Denkmögliche Verhängung einer Verwaltungsstrafe wegen Feilhaltung bzw. Versendung von "Tafel-" bzw. "Bergquellwasser" in Kunststoffflaschen.
Es erscheint nicht ausgeschlossen, Tafelwasser dem Begriff der "natürliche(n) und künstliche(n) Mineralwässer" im Sinne der Mineralwasserverordnung zu unterstellen, wie es die belangte Behörde getan hat.
Es ist denkmöglich, das "Versenden" gemäß §1 Mineralwasserverordnung dahin zu verstehen, daß jedes Inverkehrbringen, sohin auch das Feilhalten des Wassers darunterfällt, weil der Normgeber ganz offenkundig den Schutz des Konsumenten beabsichtigte und daher für die Begründung der Verpflichtung zum Abfüllen bestimmter Arten von Trinkwasser in verschlossenen Glasflaschen vor allem auf dessen Widmung "zum Verkauf als Lebensmittel" und zur "Abgabe an Verbraucher" abstellen wollte.
Angesichts der besonderen qualitativen Anforderungen an bestimmte Arten des Wassers, einschließlich des Mineral- und des Tafelwassers aus lebensmittelrechtlicher Sicht erscheint es dem Gerichtshof sachlich gerechtfertigt, wenn der Gesetzgeber im Rahmen seiner rechtspolitischen Gestaltungsfreiheit auch für Tafelwasser die Abgabe in Glasflaschen vorsieht.
Ebenso wie in VfSlg. 11369/1987 vom Verfassungsgerichtshof das Verbot, Wein in anderen Gefäßen als Glasflaschen an den Verbraucher abzugeben, als sachlich gerechtfertigte und daher dem Gleichheitssatz entsprechende Norm angesehen wurde, weil dadurch der qualitative Aspekt des Produkts betont wird und der Gesetzgeber die Umwelt wegen der möglichen Wiederverwendbarkeit des Rohstoffes Glas möglichst wenig belasten wollte, erscheint es dem Verfassungsgerichtshof angesichts des vorliegenden Falles auch als sachlich gerechtfertigt, Wasser, das mit einem besonderen Qualitätsanspruch in Verkehr gebracht wird und das als Lebensmittel auf besondere Erwartungen der Konsumenten stößt, lediglich in einer Verpackungsform abzugeben, die diesen Ansprüchen in besonderer Weise dient.
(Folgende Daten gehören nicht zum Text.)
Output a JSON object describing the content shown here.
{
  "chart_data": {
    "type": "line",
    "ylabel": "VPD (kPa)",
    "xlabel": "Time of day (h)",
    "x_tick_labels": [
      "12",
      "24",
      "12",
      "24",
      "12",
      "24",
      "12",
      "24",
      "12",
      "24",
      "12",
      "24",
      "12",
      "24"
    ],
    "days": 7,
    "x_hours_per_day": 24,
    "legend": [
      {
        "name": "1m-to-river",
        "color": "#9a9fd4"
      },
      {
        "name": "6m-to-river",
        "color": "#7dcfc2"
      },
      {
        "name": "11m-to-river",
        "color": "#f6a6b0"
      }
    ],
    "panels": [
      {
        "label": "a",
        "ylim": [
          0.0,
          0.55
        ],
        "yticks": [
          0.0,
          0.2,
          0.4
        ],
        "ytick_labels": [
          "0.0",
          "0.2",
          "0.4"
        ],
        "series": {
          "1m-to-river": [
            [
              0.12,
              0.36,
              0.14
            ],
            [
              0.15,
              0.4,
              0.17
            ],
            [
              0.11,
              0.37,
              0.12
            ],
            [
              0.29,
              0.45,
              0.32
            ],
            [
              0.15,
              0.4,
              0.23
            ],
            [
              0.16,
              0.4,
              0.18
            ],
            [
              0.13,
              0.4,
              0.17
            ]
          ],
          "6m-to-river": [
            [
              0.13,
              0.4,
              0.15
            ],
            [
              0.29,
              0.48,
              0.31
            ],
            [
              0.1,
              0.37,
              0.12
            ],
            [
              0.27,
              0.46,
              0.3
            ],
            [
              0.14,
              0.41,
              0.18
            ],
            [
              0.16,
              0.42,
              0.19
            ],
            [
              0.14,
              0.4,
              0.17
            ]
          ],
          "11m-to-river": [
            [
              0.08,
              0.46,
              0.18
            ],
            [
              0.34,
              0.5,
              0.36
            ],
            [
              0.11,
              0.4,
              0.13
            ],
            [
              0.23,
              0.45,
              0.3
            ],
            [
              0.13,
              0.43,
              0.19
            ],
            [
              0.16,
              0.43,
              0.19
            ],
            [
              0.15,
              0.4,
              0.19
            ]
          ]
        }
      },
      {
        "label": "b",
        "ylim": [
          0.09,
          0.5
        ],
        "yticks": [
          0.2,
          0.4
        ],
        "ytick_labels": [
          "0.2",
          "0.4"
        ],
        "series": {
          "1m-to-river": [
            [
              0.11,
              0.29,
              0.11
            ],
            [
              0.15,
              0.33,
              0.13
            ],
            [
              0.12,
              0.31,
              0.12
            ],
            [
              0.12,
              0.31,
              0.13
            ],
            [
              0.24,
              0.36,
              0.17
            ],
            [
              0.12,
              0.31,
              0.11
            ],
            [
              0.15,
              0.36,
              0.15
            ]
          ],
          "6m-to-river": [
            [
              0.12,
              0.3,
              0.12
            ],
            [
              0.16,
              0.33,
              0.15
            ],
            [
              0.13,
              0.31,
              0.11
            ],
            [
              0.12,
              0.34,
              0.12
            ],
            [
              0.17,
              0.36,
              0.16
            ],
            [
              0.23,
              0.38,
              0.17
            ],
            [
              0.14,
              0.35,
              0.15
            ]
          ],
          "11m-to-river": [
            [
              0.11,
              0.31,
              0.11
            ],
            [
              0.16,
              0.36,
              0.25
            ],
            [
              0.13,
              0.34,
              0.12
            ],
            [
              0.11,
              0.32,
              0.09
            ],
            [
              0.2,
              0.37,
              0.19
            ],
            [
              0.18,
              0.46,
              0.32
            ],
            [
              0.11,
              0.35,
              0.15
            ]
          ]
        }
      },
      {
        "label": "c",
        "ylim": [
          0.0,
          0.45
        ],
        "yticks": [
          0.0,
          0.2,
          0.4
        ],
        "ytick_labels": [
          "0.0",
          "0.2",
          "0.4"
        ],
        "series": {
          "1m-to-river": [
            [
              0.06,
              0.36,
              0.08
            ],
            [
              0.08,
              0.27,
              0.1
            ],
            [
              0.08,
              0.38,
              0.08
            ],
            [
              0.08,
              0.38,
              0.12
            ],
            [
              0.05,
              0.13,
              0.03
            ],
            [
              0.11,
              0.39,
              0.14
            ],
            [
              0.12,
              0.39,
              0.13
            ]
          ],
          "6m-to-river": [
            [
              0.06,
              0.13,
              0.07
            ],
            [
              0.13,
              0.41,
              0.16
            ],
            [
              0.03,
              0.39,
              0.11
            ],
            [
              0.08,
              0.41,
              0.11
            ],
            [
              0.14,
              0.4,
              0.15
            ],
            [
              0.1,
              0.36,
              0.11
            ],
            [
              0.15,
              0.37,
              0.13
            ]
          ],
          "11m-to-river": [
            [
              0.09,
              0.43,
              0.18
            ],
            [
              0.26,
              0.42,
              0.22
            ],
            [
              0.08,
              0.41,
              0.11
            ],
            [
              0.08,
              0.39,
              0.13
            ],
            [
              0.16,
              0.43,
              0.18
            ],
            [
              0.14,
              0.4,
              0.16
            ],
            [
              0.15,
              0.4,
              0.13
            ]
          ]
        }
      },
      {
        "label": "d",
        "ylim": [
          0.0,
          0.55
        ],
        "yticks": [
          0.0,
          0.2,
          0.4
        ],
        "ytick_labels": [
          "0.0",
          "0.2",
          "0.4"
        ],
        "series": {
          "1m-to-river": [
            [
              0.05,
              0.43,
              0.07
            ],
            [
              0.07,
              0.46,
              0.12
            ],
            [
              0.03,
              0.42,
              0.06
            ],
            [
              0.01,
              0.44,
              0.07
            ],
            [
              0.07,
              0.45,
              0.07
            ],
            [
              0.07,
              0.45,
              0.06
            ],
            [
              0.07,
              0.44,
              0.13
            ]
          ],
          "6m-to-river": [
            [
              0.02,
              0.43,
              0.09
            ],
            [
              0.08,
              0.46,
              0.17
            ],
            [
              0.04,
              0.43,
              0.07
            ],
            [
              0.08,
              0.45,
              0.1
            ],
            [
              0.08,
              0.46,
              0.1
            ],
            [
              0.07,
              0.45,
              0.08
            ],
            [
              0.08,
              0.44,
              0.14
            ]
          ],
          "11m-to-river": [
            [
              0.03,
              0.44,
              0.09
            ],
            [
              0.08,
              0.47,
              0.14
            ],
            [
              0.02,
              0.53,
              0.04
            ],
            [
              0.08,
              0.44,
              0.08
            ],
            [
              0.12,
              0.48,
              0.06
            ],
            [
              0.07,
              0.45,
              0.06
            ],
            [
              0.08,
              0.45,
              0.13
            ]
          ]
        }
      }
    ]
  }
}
Daran vermag auch der Umstand nichts zu ändern, daß der Gesetzgeber für andere, ähnliche Lebensmittel, wie etwa die in der Beschwerde genannten mineralwasserhältigen Limonaden, ein gleichartiges Verpackungsverbot nicht aufgestellt hat.
Für das Verbot der Versendung von Mineralwässern in anderen Behältnissen als in den zur Abgabe an Verbraucher dienenden verschlossenen Glasflaschen sprechen hinreichende öffentliche Interessen. Es braucht sohin nicht näher untersucht zu werden, ob und wieweit durch ein derartiges Verbot (der MineralwasserV, BGBl. 1935/526) überhaupt in die Freiheit der Erwerbsbetätigung eingegriffen wird, zumal dem Beschwerdeführer dadurch der Vertrieb seines Tafelwassers zu Erwerbszwecken nicht wesentlich erschwert, geschweige denn unmöglich gemacht, sondern lediglich an eine bestimmte Verpackungsform gebunden wird.
Entscheidungstexte
Schlagworte
Geltungsbereich (zeitlicher) eines Gesetzes, Rechtsüberleitung Übergangsbestimmung, Lebensmittelrecht, Umweltschutz, Erwerbsausübungsfreiheit, öffentliches Interesse, Mineralwasser, KunststoffflaschenEuropean Case Law Identifier (ECLI)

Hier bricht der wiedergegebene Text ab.